На восточном порубежье
Шрифт:
Корякский князец Иллик, с родниками проживал ныне на реке Таватоме. Глухое надо сказать место, а таился Иллик здесь неспроста. Еще год назад, будучи староплатежным ясачным, он со своим племенем проживал недалеко от Охотска. Но злые духи, что посетили его с огненным зельем помутили разум Иллики. Возомнил он себя великим воином и побил служилого Василия Калаганова, что с товарищами возвращался в Охотск. Большую ясачную казну вез казак, вот она и послужила соблазном для захмелевшего князца. Душегубство то, великий грех перед белым царем, за это лютая смерть ждала коряка
Шестаков следовал обычным своим порядком. Впереди верхом на оленях в версте от главных сил разведчики тунгусы. От этих таежных жителей привыкших выслеживать зверя не укроешься. Осторожные, внимательные к каждой мелочи, он первыми почуют приближение человеческого стойбища.
Следом за тунгусами на собачьих и оленьих упряжках шли главные силы, русские и якуты. Воины всегда в доспехах, а оружие наготове. Замыкает караван стадо оленей и нарты с провиантом и имуществом. Тут трудятся коряки, весьма способные в условиях тайги управляться с крупными стадами животных, а присматривают за ними все те же тунгусы, что по жизни главные враги коряков. Но была еще одна причина, что сплачивало все разноязычные племена включая русских в одно целое. Это страх перед неведанным народом, что приходит из далекой каменной тундры, с берегов Северного моря и прозываемый ими Чукчи. Те приходят чтобы забрать стада оленей и женщин, а детей и мужчин уничтожают без жалости, как диких зверей. Им они не нужны.
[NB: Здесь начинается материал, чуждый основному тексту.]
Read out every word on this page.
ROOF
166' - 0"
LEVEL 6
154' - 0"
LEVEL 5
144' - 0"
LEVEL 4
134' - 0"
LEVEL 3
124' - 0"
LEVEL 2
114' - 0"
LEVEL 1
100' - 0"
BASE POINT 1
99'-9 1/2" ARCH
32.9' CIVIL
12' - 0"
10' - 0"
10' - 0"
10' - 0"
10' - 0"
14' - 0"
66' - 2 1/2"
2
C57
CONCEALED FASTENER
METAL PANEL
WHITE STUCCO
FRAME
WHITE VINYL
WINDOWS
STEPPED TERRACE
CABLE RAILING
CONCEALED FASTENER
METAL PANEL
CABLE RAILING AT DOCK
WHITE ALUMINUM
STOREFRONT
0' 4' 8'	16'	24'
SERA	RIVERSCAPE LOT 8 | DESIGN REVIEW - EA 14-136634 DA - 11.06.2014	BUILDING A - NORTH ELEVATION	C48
Так что отряд Шестакова двигался быстро, способно и с немалыми пользами. Коряки, не успевая откочевать и застигнутые врасплох, неизвестно откуда свалившимися казаками, безропотно давали шерть на послушание, и платили ясак красными лисицами.
Князцу Иллике не повезло более других, он даже сбежать не успел. Предварительно окружив стойбище, казаки с якутами напали на Иллику с родниками, но неожиданно для себя получили отчаянное сопротивление. Коряки схватив копья бросились на русских.
Сам князец даже попытался напасть на Шестакова. Неожиданный удар копьем пришелся в аккурат в стальную пластину, что была зашита в тегеляе прямо на груди. Скользнув по препятствию к плечу, наконечник оторвал воротник защищавший шею и ушел мимо. Далее Афанасию не составило труда отбить нападение князца, ударами сабли он загнал князца в чум. Там уже таилось более дюжины инородцев. Ощетинив копья, свирепо, по звериному, скаля зубы они не собирались сдаваться.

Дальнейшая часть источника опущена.